Abi yaklaşık 3-3.5 ay kadar önce Merter’ deki burger king’de yemek yemiştim.
Orada da bu tepsideki kağıdın aynısı vardı…
Yani yaklaşık 4 aydır Sayı 1.
Bide dikkat edilirse çoğu burçta “bugün falan filan olacak…” gibi şeyler var…
Salakça geldi bana…
o halde koç, dört aydır ev işi yapıyor!! ben de bu arada sevdiklerimle eglenceli vakit geçirdim hep başak olarak! çatla da patla!
müşterilerinin ne istediğini bilen, seçme özgürlüklerini sonuna dek kullanan güçlü kişilikte insanlar olduğunu söylemiş, sonrada dayamış burçlara sen bunu seversin, bundan ye diye..

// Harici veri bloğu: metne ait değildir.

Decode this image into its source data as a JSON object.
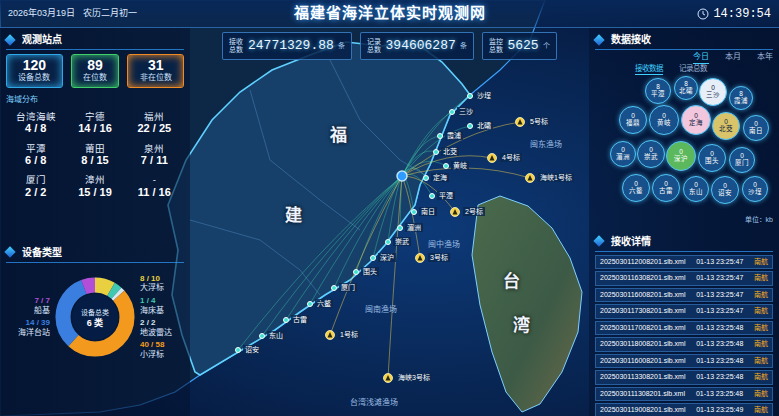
{
  "header": {
    "date": "2026年03月19日",
    "lunar": "农历二月初一",
    "title": "福建省海洋立体实时观测网",
    "time": "14:39:54"
  },
  "stats": [
    {
      "label": "接收总数",
      "value": "24771329.88",
      "unit": "条"
    },
    {
      "label": "记录总数",
      "value": "394606287",
      "unit": "条"
    },
    {
      "label": "监控总数",
      "value": "5625",
      "unit": "个"
    }
  ],
  "stations": {
    "title": "观测站点",
    "summary": [
      {
        "value": "120",
        "label": "设备总数",
        "color": "#2fa8e8"
      },
      {
        "value": "89",
        "label": "在位数",
        "color": "#3ecf6a"
      },
      {
        "value": "31",
        "label": "非在位数",
        "color": "#f08a24"
      }
    ],
    "region_title": "海域分布",
    "regions": [
      {
        "name": "台湾海峡",
        "value": "4 / 8"
      },
      {
        "name": "宁德",
        "value": "14 / 16"
      },
      {
        "name": "福州",
        "value": "22 / 25"
      },
      {
        "name": "平潭",
        "value": "6 / 8"
      },
      {
        "name": "莆田",
        "value": "8 / 15"
      },
      {
        "name": "泉州",
        "value": "7 / 11"
      },
      {
        "name": "厦门",
        "value": "2 / 2"
      },
      {
        "name": "漳州",
        "value": "15 / 19"
      },
      {
        "name": "-",
        "value": "11 / 16"
      }
    ]
  },
  "device_types": {
    "title": "设备类型",
    "center_label": "设备总类",
    "center_count": "6 类",
    "segments": [
      {
        "name": "大浮标",
        "reading": "8 / 10",
        "value": 10,
        "color": "#e8d040"
      },
      {
        "name": "海床基",
        "reading": "1 / 4",
        "value": 4,
        "color": "#40c8b0"
      },
      {
        "name": "地波雷达",
        "reading": "2 / 2",
        "value": 2,
        "color": "#d8e8f0"
      },
      {
        "name": "小浮标",
        "reading": "40 / 58",
        "value": 58,
        "color": "#f39a1e"
      },
      {
        "name": "海洋台站",
        "reading": "14 / 39",
        "value": 39,
        "color": "#3a7fe0"
      },
      {
        "name": "船基",
        "reading": "7 / 7",
        "value": 7,
        "color": "#b24fd8"
      }
    ]
  },
  "reception": {
    "title": "数据接收",
    "tabs": [
      {
        "label": "今日",
        "selected": true
      },
      {
        "label": "本月",
        "selected": false
      },
      {
        "label": "本年",
        "selected": false
      }
    ],
    "subtabs": [
      {
        "label": "接收数据",
        "selected": true
      },
      {
        "label": "记录总数",
        "selected": false
      }
    ],
    "bubbles": [
      {
        "label": "平潭",
        "value": "8",
        "color": "#17508a"
      },
      {
        "label": "北礵",
        "value": "8",
        "color": "#17508a"
      },
      {
        "label": "三沙",
        "value": "0",
        "color": "#e8eef8"
      },
      {
        "label": "霞浦",
        "value": "8",
        "color": "#17508a"
      },
      {
        "label": "福鼎",
        "value": "0",
        "color": "#17508a"
      },
      {
        "label": "黄岐",
        "value": "0",
        "color": "#17508a"
      },
      {
        "label": "定海",
        "value": "0",
        "color": "#f2c6dc"
      },
      {
        "label": "北茭",
        "value": "0",
        "color": "#d9c46a"
      },
      {
        "label": "南日",
        "value": "0",
        "color": "#17508a"
      },
      {
        "label": "湄洲",
        "value": "0",
        "color": "#17508a"
      },
      {
        "label": "崇武",
        "value": "0",
        "color": "#17508a"
      },
      {
        "label": "深沪",
        "value": "0",
        "color": "#5cb85c"
      },
      {
        "label": "围头",
        "value": "0",
        "color": "#17508a"
      },
      {
        "label": "厦门",
        "value": "0",
        "color": "#17508a"
      },
      {
        "label": "六鳌",
        "value": "0",
        "color": "#17508a"
      },
      {
        "label": "古雷",
        "value": "0",
        "color": "#17508a"
      },
      {
        "label": "东山",
        "value": "0",
        "color": "#17508a"
      },
      {
        "label": "诏安",
        "value": "0",
        "color": "#17508a"
      },
      {
        "label": "沙埕",
        "value": "0",
        "color": "#17508a"
      }
    ],
    "unit": "单位：kb"
  },
  "details": {
    "title": "接收详情",
    "rows": [
      {
        "file": "2025030112008201.slb.xml",
        "time": "01-13 23:25:47",
        "tag": "南航"
      },
      {
        "file": "2025030116308201.slb.xml",
        "time": "01-13 23:25:47",
        "tag": "南航"
      },
      {
        "file": "2025030116008201.slb.xml",
        "time": "01-13 23:25:47",
        "tag": "南航"
      },
      {
        "file": "2025030117308201.slb.xml",
        "time": "01-13 23:25:47",
        "tag": "南航"
      },
      {
        "file": "2025030117008201.slb.xml",
        "time": "01-13 23:25:48",
        "tag": "南航"
      },
      {
        "file": "2025030118008201.slb.xml",
        "time": "01-13 23:25:48",
        "tag": "南航"
      },
      {
        "file": "2025030116008201.slb.xml",
        "time": "01-13 23:25:48",
        "tag": "南航"
      },
      {
        "file": "2025030113308201.slb.xml",
        "time": "01-13 23:25:48",
        "tag": "南航"
      },
      {
        "file": "2025030111308201.slb.xml",
        "time": "01-13 23:25:48",
        "tag": "南航"
      },
      {
        "file": "2025030119008201.slb.xml",
        "time": "01-13 23:25:49",
        "tag": "南航"
      }
    ]
  },
  "map": {
    "province_labels": [
      "福",
      "建",
      "台",
      "湾"
    ],
    "fishing_grounds": [
      "闽东渔场",
      "闽中渔场",
      "闽南渔场",
      "台湾浅滩渔场"
    ],
    "buoys": [
      "5号标",
      "4号标",
      "海峡1号标",
      "2号标",
      "3号标",
      "1号标",
      "海峡3号标"
    ],
    "stations": [
      "沙埕",
      "三沙",
      "北礵",
      "霞浦",
      "北茭",
      "黄岐",
      "定海",
      "平潭",
      "南日",
      "湄洲",
      "崇武",
      "深沪",
      "围头",
      "厦门",
      "六鳌",
      "古雷",
      "东山",
      "诏安"
    ]
  }
}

Dediğine göre 1954 kurulmuş Mc’de 1940’da. E şimdi bunlar zaten herşeyleriyle birbirinin takliti.. İkisinde de var bu tepsi altı gazetesi. Bu durumda tonlarca beynin tepsi altına reklam yapalım’dan çıkartabildiği sonuç bu. Yani 400-500bin $‘ı verip köfte satmak insanı aptal yapıyor. En azından şunu koyun beaa.

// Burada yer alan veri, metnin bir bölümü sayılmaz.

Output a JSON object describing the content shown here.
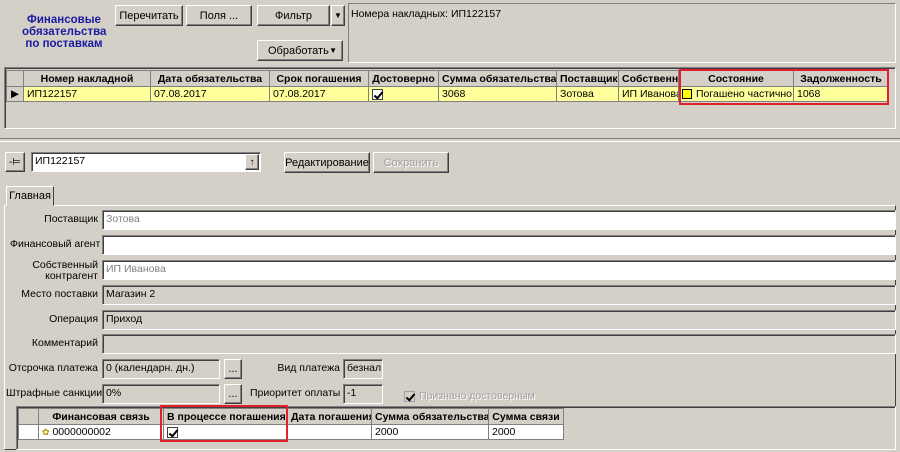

şu pek bi güzelmiş. olaya bakın: “McDonald’s’ın kendi çalışanları için Chicago’da bir Hamburger Üniversitesi var. Bu Üniversiteden bugüne kadar yüzden fazla Türk genci mezun olmuştur.” yakında burada da açılırsa şaşmamak lazım.
ama daha da güzeli var, bakın paspas nasıl yapılır öğrenelim: “Yerler paspas yapılırken önden arkaya, paspas yapılan yere basılmamak kaydıyla yapılır.“
Tuz ise şöyle atılır: “Yiyeceklere tuz konulurken tuzlama şekli önden arkaya ve sağdan sola olmalıdır.“
mcdonalds’taki bilgilere bayildim 🙂
bi ara da yemek yerken bas garsonlar yaniza sokulup “sole sole bi anket var doldurur musunuz?” turunden abuk sorular sorarlardi, “suAndayimehyioUm” gibi bir bogurtuyle ozrumu beyan ettim, sonra merak edip anketi istedim… Verdiler, o anda kizip gaza geldim, verip veristirdim soylesiniz boylesiniz somurucusunuz, pisliksiniz, sagliksizsiniz, o gunden de bi da tukurdugumu yalamamak icin gitmiyorum, gidemiyorum.
sonuçta kendini okutmayı başaran mantıksız bir kağıt parçası…okurken farketmiyorsun ben ne yapıyorum diye,kızarmış elmalı tart mı yesem acaba diye düşünüyorsun…
Biliyorum, ya benden sonra gelen önüme geçer, ya çok beklerim ya da tartışırım garsonlarıyla…Özgürlükmüş! o aptal promosyonlarından birinde, bir et ve bir tavuk vermemişlerdi, ya iki et ya da iki tavuk almam gerekiyormuş, hiçbirini almadım tabii:Ben özgürüm!Peh..
bu hikaye sanırım burger king’in “have it your way” adlı kampanyasının türkçeleştirilmiş şekli.Bu kadar salakça değil aslında. haveityourway.com sitesinden göz atabilirsiniz.Asıl bu kampanyanın televizyonlarda cubicle hayatı örnekleyen dilbert tadında bir reklam serisi var ki. “Ulan maymun ettiniz birde ta.ak mı geçiyorsunuz” diye sormadan edemezsiniz.